What I'm saying is that the distribution problem will be solved with an oversupply of doctors that will force salaries so low that doctors will have to leave San Francisco, Manhattan, and Hawaii and move to rural Wisconsin and South Dakota. but I don't want that to happen, because salaries will then be very low across the board and we will all be very unhappy.
Right, he'll stay in NY for 200k. But if there were so many hospitalists in NY that there were absolutely no jobs, or if NY jobs were now paying only 100K, and rural jobs 300k, or maybe 200 k, he'll have to move or he won't be able to pay his bills. So there is a gradient now, but at some greater gradient, or at some level of salary so low that you can't live comfortably, doctors will have to move.
I'm saying that it's a mistake to think that doctors are somehow magically immune from economic pressure. They are not. Why do you think doctors sign up for IPOs and PPOs and take deeply discounted rates from insurance companies? Because otherwise they will lose the patients, not because they want to help the insurance companies out. When there's enough pressure, doctors close their practices and take jobs as employees. They move to where the jobs are.
Actually, there's probably plenty of work for a hand surgeon in rural areas, due to agricultural trauma.

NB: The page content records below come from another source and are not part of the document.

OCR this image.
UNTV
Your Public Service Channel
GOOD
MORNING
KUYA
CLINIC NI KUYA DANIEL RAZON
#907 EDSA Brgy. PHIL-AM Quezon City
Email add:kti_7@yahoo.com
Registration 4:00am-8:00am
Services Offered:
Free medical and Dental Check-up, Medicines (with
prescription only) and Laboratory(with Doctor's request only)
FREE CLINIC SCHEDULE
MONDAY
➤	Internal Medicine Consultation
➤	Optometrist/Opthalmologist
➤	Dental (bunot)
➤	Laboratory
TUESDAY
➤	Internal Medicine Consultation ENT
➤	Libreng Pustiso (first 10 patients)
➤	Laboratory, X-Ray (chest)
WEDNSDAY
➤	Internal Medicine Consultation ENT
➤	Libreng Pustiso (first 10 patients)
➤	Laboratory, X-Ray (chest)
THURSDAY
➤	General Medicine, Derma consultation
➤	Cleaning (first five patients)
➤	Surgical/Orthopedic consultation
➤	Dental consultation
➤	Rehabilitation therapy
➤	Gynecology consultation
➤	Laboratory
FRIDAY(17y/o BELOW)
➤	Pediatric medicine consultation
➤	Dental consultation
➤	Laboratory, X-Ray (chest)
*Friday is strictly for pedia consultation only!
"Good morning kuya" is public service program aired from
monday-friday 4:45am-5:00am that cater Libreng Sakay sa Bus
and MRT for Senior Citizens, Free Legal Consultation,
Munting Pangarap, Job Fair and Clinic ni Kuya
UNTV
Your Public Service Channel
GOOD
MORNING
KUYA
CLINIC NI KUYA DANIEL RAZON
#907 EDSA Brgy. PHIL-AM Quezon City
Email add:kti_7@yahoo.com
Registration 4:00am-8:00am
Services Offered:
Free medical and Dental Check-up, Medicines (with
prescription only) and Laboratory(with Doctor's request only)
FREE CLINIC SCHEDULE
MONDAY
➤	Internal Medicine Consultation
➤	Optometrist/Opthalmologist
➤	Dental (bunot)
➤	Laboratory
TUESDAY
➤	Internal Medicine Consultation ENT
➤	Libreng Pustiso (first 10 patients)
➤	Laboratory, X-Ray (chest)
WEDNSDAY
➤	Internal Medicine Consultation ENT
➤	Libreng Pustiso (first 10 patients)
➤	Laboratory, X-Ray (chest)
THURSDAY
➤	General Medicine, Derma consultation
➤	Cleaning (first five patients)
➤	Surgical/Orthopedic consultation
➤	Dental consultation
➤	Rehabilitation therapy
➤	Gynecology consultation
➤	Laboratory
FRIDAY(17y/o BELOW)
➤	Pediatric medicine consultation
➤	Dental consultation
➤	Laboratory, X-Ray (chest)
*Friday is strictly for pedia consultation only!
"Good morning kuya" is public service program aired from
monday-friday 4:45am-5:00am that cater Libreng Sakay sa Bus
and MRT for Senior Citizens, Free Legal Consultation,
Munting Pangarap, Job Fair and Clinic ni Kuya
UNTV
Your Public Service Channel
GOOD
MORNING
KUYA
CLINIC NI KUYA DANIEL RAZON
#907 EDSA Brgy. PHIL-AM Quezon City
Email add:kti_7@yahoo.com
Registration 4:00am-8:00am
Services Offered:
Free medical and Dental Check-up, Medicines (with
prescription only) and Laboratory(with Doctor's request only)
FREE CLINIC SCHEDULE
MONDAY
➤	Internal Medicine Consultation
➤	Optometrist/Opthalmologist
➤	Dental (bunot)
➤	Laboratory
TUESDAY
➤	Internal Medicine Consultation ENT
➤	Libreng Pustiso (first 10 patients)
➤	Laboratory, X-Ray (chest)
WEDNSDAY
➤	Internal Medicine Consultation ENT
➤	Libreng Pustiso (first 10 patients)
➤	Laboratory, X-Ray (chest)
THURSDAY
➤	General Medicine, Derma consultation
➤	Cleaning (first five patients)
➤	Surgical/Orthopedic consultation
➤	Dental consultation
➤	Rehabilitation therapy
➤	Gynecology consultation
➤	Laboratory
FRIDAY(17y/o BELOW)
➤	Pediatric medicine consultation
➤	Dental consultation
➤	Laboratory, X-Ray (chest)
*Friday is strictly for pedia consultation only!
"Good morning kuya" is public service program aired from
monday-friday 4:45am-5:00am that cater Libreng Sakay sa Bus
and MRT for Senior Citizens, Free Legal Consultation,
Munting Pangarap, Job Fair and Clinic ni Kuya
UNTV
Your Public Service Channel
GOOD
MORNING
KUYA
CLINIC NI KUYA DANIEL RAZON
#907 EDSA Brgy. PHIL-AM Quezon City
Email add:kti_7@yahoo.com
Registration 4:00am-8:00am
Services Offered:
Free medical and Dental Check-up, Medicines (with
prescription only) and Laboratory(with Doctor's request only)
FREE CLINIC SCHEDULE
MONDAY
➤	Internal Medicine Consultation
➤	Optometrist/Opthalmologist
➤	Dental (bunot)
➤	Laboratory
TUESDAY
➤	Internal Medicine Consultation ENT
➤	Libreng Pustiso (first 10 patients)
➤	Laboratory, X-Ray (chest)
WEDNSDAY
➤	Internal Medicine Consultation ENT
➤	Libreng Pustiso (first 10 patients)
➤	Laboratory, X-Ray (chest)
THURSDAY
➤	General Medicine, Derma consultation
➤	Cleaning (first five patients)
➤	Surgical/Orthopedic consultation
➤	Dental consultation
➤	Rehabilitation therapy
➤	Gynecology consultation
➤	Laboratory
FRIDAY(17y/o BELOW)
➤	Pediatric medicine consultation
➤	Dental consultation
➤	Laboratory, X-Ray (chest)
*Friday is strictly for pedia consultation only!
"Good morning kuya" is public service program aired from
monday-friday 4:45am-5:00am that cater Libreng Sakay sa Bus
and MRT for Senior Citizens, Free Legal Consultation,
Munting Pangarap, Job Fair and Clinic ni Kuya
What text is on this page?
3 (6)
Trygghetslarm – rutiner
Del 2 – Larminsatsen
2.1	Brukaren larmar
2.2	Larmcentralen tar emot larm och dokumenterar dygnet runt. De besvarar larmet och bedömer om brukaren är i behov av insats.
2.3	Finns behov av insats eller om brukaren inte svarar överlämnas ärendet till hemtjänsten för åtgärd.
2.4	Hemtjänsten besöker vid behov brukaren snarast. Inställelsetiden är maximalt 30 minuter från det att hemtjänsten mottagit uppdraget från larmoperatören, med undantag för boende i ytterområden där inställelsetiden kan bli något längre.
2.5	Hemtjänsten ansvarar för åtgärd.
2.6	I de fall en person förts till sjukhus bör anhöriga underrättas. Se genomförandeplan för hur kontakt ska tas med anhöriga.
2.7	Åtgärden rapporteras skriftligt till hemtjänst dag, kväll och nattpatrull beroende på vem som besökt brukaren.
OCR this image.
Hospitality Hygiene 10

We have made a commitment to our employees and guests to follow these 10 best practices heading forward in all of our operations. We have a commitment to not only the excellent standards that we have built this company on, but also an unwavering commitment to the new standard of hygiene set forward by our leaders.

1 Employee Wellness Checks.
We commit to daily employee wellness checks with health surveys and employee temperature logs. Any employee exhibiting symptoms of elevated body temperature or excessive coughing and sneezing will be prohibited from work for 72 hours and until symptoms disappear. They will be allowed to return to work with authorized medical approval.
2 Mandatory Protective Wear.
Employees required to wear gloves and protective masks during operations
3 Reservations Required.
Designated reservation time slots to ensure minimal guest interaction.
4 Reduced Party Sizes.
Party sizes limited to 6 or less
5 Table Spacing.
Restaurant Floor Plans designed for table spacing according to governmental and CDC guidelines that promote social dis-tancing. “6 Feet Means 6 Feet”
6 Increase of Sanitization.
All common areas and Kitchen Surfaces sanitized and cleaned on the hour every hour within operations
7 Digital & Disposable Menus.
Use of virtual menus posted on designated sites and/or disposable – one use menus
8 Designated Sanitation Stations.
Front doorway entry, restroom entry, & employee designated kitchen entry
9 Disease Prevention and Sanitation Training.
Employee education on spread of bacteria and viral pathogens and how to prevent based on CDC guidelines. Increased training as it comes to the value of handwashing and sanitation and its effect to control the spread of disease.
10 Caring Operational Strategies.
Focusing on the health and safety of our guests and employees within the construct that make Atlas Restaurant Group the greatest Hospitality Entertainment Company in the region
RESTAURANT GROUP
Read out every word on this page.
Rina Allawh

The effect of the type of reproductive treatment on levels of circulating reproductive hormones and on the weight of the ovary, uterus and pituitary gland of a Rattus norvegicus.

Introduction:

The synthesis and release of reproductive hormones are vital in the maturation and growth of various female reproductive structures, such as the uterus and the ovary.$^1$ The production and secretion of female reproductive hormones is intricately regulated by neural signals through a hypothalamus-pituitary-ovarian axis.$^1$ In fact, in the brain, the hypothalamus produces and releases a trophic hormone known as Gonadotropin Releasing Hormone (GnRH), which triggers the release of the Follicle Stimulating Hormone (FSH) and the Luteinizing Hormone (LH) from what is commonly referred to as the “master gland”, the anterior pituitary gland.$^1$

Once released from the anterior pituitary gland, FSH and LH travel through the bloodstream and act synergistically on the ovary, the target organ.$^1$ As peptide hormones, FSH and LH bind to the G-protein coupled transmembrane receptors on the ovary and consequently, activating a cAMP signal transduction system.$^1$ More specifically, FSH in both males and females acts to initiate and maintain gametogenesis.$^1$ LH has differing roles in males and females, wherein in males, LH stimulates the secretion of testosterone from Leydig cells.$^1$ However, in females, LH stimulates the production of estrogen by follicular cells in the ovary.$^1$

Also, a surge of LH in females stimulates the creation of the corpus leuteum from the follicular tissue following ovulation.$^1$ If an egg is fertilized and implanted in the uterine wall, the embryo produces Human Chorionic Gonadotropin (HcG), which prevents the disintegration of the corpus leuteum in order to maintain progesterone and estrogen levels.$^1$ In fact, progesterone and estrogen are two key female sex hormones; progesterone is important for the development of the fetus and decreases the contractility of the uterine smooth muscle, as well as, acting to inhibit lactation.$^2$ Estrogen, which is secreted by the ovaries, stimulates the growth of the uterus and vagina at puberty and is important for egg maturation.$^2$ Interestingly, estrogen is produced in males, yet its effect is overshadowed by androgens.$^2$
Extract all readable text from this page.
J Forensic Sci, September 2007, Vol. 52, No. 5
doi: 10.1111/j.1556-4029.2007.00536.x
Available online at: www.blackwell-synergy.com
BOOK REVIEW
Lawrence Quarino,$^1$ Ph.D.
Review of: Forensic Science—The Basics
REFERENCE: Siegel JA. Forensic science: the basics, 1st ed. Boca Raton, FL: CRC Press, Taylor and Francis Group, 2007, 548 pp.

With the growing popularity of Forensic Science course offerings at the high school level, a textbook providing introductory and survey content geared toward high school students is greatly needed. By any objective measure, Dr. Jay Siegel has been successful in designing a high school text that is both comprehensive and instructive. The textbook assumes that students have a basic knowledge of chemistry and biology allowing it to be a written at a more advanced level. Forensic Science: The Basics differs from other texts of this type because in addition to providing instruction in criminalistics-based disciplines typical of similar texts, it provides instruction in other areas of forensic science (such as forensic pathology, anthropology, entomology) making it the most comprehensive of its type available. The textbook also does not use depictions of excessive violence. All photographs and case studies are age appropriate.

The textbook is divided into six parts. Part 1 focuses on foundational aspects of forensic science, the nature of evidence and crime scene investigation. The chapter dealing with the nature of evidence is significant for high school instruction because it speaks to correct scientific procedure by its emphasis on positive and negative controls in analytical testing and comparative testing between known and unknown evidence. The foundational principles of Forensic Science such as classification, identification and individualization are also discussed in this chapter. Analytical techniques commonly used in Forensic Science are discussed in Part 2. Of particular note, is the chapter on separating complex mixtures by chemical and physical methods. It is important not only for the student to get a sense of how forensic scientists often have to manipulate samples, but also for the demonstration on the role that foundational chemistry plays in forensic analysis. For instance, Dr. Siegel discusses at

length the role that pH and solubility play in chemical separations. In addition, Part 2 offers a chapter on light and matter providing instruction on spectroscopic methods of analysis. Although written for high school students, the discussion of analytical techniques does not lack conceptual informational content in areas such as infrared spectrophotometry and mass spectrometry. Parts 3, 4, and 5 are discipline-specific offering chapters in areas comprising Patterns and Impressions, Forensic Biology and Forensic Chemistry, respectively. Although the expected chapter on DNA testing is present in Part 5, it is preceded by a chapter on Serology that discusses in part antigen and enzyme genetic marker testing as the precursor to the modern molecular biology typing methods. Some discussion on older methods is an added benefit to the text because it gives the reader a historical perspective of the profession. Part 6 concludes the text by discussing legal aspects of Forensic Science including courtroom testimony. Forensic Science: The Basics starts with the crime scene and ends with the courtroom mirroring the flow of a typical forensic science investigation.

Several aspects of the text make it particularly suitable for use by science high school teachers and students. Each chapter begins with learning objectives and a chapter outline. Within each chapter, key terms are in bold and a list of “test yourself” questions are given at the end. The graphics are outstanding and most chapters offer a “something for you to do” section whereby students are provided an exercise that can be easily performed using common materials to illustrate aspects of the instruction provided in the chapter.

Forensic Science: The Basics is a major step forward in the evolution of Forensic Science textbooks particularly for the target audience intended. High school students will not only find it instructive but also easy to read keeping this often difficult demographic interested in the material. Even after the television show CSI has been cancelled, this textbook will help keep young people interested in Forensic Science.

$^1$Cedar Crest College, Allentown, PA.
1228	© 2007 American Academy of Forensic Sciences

More importantly, specialists will revert to a more generalist practice if it will get them a more lucrative practice. So, if that ortho hand surgeon is offered a better job somewhere else for general ortho, the hand surgeon will take that job and do general ortho. I know lots of doctors who don't use their fellowships, because they can get a better job if they do the specialty and not the subspecialty. I'm in a large multispecialty group, and the nature of the practice requires many subspecialists to take call and do cases that are in the specialty, and not subspecialty, because of the needs of the group. They would never do those cases in their own practice, but in order to have this otherwise desirable job, they compromise. Similarly, doctors even now move to undersirable or 3rd or 4th choice locations because the job is otherwise desirable. If economic pressures get larger, they will be more willing to move.
Old-fashioned economics made incorrect assumptions. Modern Behavioral Economics is a great predictor of "irrational" behavior. I highly recommend books by Dan Arielli, Levitt and Dubner, and Daniel Kahneman, who won the Nobel Prize in economics for developing the field of behavioral economics.